- Original language: English
- Written by: Doug Wright
- Subject: Moral nihilism, atheism, sadism, pornography
- Genre: Drama
- Setting: 1807 France

Premiere
- Date: 3 November 1995
- Place: New York Theatre Workshop
- Directed by: Howard Shalwitz

= Quills (play) =

1995 play by Doug Wright

Quills is a 1995 play written by American playwright Doug Wright. The play is based on the final days of the Marquis de Sade and was directed by Howard Shalwitz. It first opened at the New York Theatre Workshop in 1995 and ran from November 3 to December 22. Wright received an Obie Award for Best Playwright. He later adapted it into the 2000 feature film of the same name directed by Philip Kaufman.
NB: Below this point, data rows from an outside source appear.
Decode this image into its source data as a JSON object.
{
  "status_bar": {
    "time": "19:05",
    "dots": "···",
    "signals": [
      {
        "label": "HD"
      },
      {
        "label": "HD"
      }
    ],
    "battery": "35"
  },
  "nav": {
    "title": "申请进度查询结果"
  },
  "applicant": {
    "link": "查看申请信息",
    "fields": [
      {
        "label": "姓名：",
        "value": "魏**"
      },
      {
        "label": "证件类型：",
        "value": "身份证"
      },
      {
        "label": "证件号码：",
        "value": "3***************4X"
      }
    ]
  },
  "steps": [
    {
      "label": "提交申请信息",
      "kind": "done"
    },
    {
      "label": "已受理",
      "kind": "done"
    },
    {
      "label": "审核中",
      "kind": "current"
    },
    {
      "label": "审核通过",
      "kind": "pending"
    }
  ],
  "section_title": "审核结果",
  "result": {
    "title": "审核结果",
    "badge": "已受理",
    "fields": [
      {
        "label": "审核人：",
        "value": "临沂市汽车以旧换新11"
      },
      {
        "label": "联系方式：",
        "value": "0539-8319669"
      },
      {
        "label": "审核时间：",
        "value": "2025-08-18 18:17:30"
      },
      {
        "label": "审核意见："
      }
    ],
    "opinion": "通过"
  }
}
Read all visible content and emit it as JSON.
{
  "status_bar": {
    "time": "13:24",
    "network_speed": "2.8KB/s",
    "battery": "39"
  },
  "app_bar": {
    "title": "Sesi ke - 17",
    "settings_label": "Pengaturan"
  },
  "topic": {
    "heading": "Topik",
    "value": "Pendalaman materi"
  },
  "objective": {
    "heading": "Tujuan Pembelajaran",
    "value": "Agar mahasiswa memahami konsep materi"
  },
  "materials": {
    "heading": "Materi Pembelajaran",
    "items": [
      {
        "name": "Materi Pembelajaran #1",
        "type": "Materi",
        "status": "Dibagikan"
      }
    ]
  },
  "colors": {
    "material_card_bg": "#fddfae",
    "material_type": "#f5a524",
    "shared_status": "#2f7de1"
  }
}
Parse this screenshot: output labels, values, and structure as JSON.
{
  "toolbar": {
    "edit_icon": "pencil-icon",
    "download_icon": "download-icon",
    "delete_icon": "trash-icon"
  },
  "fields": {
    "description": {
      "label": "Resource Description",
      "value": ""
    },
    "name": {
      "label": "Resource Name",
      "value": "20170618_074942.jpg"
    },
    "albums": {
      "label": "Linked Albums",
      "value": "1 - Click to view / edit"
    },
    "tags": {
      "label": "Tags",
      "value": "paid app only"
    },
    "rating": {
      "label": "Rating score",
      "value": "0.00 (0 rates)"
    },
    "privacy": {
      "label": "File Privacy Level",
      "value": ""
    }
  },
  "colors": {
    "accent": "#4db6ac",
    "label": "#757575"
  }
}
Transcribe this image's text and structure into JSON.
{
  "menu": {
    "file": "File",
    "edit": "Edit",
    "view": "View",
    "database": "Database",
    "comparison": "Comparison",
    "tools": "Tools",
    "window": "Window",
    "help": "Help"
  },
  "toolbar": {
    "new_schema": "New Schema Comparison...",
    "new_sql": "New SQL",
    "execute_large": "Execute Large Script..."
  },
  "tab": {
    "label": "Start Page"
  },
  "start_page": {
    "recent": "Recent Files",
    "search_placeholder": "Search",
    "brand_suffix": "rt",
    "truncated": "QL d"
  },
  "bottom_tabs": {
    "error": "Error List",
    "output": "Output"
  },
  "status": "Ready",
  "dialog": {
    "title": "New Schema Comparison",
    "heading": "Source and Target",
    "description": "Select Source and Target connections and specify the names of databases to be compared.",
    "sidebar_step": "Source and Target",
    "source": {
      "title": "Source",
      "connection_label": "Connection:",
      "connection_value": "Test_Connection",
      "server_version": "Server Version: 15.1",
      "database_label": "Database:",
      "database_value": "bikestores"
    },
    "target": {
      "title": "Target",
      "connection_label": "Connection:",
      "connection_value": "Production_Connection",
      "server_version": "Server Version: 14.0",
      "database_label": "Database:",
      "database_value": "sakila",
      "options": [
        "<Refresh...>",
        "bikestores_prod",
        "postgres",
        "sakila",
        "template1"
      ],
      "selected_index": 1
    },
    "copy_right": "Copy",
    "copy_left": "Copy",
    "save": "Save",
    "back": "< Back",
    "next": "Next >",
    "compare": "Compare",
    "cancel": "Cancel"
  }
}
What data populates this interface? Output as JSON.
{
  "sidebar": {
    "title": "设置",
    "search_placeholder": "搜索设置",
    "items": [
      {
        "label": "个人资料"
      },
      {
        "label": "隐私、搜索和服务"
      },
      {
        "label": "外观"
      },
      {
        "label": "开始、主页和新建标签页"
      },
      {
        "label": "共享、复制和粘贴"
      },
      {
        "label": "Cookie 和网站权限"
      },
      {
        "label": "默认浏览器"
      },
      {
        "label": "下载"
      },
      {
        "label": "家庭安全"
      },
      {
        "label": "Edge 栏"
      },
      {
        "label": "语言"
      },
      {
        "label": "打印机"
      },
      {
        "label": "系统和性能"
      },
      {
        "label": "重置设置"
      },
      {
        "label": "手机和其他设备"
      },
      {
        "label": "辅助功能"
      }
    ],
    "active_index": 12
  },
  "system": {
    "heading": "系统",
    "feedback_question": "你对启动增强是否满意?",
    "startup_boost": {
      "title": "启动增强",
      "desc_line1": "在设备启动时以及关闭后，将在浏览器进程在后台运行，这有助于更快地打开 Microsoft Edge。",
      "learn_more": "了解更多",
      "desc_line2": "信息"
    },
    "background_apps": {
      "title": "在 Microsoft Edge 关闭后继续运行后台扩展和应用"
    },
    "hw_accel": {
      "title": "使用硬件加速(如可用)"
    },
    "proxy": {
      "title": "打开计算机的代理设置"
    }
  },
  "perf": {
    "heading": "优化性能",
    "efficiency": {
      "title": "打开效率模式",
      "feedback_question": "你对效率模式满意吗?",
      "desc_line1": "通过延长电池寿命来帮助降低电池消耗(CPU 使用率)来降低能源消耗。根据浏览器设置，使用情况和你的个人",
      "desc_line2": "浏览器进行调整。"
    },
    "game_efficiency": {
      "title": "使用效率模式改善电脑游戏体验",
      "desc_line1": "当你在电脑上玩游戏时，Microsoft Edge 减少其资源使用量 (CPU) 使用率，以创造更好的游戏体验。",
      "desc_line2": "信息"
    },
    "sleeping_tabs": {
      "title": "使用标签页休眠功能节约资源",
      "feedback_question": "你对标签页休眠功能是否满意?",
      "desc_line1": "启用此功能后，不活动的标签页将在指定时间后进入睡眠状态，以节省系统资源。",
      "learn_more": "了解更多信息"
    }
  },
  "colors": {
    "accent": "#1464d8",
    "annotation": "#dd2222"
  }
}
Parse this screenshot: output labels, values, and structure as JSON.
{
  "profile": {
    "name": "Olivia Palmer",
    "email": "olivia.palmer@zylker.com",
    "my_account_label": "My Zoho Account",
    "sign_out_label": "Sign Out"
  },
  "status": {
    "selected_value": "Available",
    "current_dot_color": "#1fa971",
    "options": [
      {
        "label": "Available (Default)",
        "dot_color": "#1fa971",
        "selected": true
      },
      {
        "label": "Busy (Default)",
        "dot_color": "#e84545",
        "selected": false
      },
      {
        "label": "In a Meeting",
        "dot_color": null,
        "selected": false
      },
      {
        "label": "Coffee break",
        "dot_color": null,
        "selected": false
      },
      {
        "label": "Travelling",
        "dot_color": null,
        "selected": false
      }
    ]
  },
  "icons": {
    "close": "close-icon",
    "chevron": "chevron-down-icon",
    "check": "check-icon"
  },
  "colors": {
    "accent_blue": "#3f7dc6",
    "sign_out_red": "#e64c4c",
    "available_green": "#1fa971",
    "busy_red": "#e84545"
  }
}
The play, set in 1807 during the Reign of Terror as a part of the French Revolution, centers around the writings and final days of the Marquis de Sade, portrayed by Rocco Sisto, who earned a Drama Desk Award nomination for his performance.

== Summary ==
The play follows the Marquis de Sade during his imprisonment in the lunatic asylum of Charenton. There, he continues to write and secretly publishes his work with the help of the vivacious and curious young laundry maid, Madeleine Leclerc. The Marquis has daily spirited debates involving morality and atheism with the Catholic priest Abbé de Coulmier. During his stay, the conservative and brutal Dr. Royer-Collard, a newly appointed chief physician, battles with the Marquis at the behest of Renée Pélagie, the Marquis' wife.

== Cast ==

| Character | New York Theatre Workshop 1995 | Feature film adaptation 2000 |
|---|---|---|
| Marquis de Sade | Rocco Sisto | Geoffrey Rush |
| Abbé de Coulmier | Jefferson Mays | Joaquin Phoenix |
| Madeleine Leclerc | Katy Selverstone | Kate Winslet |
| Dr. Royer-Collard | Daniel Oreskes | Michael Caine |
| Simone / Madame Royer-Collard | Katy Selverstone | Amelia Warner |
| Monsieur Prouix | Kirk Jackson | Stephen Moyer |
| Renée Pélagie | Lola Pashalinski | Jane Menelaus |

== Productions ==
The production premiered at the New York Theatre Workshop in 1995, running from 3 November through 22 December.

== Reception ==

=== Critical reception ===
The play received positive critical reception. Vincent Canby of The New York Times praised the direction, performances, and writing, "[Wright] successfully blends intentional archness, grotesque exaggeration and bold humor to create a theatrical experience of real wit". He added, "Quills doesn't mean to be an epic. It's a theatrical entertainment that manages to be serious fun along the way." Variety theatre critic Jeremy Gerard described the production as "sensational in every sense of the word... [it's] smirky, gross-out fun with a purpose." He compared it to the likes of "Titus Andronicus by way of Sweeney Todd or Pulp Fiction by way of Carrie."

=== Accolades ===

| Year | Award | Category | Nominated work | Result | Ref. |
| 1996 | Obie Award | Best Playwright | Doug Wright | Won |  |
| Drama Desk Award | Outstanding Actor in a Play | Rocco Sisto | Nominated |  |

== Film adaptation ==
In 2000, Wright adapted the project to the screen, working with director Philip Kaufman. The film was distributed by Fox Searchlight and starred Geoffrey Rush, Kate Winslet, Joaquin Phoenix, and Michael Caine. The film premiered at the Telluride Film Festival and was later named Best Film at the National Board of Review. Wright was nominated for the Golden Globe Award for Best Screenplay, and the film went on to receive three Academy Award nominations for Best Actor, Best Production Design, and Best Costume Design.